Adding springtails (a type of tiny scavenger bug) to the enclosure could also be a great idea, as they help to maintain a healthy ecosystem by keeping fungus growth in check.
Another problem that may afflict your millipedes is foot rot. If you notice that any of your millipedes legs have shrunken down to stumps, with the tips being black, this is most likely foot rot, which is caused by a type of bacteria.
This can be an indication that the humidity in the enclosure is too high. To remedy the problem, you should change out and replace the entire substrate, to hopefully eliminate populations of the bacteria within it. Be sure to wash off anything else in the tank too, such as bark, or water dishes, as well as the inside of the tank itself.
After replacing the substrate, make sure that it doesn’t get as humid as before (but keep a close eye on it, since humidity that gets too low can be just as bad in different ways).

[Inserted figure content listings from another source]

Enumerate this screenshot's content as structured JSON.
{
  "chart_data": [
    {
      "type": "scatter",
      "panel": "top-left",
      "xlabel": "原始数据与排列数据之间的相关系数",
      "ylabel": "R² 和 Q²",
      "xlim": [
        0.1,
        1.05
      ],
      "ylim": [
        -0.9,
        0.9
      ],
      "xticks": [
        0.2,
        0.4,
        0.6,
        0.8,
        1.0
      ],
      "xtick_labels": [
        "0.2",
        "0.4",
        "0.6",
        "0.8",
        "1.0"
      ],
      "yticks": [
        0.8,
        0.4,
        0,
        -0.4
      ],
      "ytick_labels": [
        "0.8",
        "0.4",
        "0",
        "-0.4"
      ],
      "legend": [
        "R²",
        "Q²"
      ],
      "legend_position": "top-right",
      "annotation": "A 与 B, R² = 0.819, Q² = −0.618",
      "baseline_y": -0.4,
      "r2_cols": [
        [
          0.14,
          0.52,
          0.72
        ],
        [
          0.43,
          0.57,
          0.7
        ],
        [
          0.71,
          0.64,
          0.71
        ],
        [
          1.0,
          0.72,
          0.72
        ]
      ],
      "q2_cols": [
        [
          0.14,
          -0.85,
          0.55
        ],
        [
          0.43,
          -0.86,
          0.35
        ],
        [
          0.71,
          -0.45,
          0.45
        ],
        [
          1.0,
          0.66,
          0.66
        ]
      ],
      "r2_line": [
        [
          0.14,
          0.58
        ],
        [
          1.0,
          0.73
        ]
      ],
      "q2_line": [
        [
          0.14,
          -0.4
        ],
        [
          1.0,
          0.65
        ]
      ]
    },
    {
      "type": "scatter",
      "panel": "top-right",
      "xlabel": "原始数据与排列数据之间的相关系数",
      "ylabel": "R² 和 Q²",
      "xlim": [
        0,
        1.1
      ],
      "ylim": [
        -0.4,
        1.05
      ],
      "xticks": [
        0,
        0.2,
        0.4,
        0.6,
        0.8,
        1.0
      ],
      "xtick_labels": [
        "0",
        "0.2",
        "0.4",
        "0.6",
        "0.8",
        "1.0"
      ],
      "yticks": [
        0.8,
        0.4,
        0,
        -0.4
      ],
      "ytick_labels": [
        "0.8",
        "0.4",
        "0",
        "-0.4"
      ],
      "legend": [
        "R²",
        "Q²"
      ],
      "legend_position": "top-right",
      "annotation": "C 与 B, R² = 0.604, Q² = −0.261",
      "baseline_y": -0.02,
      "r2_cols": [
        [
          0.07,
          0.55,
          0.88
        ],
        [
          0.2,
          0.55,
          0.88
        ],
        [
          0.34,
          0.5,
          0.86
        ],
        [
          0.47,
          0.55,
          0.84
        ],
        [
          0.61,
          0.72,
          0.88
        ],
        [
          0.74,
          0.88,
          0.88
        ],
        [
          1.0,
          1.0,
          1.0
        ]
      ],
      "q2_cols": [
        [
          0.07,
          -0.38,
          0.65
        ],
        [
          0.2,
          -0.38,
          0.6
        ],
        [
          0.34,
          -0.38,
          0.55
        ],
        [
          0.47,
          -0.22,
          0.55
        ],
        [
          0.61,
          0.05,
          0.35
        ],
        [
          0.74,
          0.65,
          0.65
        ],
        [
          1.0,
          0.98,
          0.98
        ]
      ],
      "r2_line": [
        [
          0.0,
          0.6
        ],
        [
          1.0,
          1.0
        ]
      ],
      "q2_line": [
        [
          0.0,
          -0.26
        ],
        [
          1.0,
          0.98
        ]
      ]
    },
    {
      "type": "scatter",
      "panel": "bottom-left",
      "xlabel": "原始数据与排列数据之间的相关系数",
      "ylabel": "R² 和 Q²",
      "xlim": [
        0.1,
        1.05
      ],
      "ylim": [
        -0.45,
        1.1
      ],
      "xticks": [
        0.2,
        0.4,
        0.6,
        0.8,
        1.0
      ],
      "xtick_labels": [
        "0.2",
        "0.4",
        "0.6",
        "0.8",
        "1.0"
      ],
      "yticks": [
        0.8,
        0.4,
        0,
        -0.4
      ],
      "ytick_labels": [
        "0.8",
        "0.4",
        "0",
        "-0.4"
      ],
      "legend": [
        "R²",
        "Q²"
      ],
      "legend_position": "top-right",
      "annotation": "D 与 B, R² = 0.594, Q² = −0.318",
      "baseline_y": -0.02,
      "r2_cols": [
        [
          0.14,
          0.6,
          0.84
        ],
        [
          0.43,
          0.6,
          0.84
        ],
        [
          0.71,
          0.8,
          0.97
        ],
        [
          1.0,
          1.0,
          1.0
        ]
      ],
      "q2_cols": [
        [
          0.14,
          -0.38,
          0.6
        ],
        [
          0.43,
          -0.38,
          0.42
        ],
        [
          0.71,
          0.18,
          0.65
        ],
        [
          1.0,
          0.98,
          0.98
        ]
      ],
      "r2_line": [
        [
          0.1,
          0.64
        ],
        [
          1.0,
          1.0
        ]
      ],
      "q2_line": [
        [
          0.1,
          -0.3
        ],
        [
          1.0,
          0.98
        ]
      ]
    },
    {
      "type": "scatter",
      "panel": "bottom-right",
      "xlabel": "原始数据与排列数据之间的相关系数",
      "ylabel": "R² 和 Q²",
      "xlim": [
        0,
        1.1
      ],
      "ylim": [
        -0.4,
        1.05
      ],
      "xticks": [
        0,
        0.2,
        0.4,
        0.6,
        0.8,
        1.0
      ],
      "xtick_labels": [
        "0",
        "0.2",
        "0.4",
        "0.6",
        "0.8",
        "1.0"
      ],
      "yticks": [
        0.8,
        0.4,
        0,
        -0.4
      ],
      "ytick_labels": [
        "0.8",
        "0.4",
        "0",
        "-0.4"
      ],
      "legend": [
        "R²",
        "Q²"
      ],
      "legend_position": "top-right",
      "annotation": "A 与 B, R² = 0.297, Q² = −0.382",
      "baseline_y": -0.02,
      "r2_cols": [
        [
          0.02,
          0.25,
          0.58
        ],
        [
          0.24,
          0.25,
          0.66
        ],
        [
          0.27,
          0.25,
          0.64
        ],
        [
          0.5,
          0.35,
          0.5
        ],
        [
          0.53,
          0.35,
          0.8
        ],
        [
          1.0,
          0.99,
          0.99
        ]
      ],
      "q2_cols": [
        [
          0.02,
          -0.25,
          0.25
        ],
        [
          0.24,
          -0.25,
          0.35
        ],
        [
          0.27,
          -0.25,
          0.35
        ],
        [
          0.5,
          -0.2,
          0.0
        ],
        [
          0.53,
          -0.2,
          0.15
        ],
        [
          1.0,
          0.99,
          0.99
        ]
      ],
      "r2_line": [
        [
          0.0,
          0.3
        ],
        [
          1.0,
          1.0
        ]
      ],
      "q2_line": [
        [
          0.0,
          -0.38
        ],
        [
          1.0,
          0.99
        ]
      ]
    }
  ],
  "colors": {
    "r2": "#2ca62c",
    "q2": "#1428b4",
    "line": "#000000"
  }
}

I Dropped my Millipede! Falls and Safe Handling
You should always exercise caution when picking up a giant millipede, or if letting them walk across your hands or arms. Never do this over a hard surface (such as wood flooring or concrete), and never at a greater height above the surface than the length of the millipede. This is because most millipedes don’t have particularly “grippy” or “sticky” feet, and could very easily fall of of your arm or out of your hands while walking.
If they fall onto a hard surface or from several feet up in the air, the impact could easily damage their exoskeleton and cause serious injury, or even death. Even though their exoskeleton is hard and made for defense, its still relatively brittle, compared to the mass of the animal. The force of an impact on a hard surface with their full body mass behind it can easily be more than enough to crack it.
If one of your millipedes does suffer a fall, very gently place it back in its enclosure, and just leave it alone. Do not disturb it under any circumstances! Hopefully, in time (and it may be a while), it will be able to heal. Whether or not this is possible however, will of course depend on the severity of the fall, as well as how large the millipede is (larger mass meaning a greater impact force).
If the impact caused any liquid to leak out of its shell, that’s definitely a bad sign and indicates a more severe injury (but not necessarily fatal, so don’t give up hope if you see this).
If you don’t observe any liquid leaking out, that’s a good sign, but don’t assume that means your millipede didn’t sustain any serious injury. You should still take precautions and let it rest undisturbed in its enclosure for a while either way.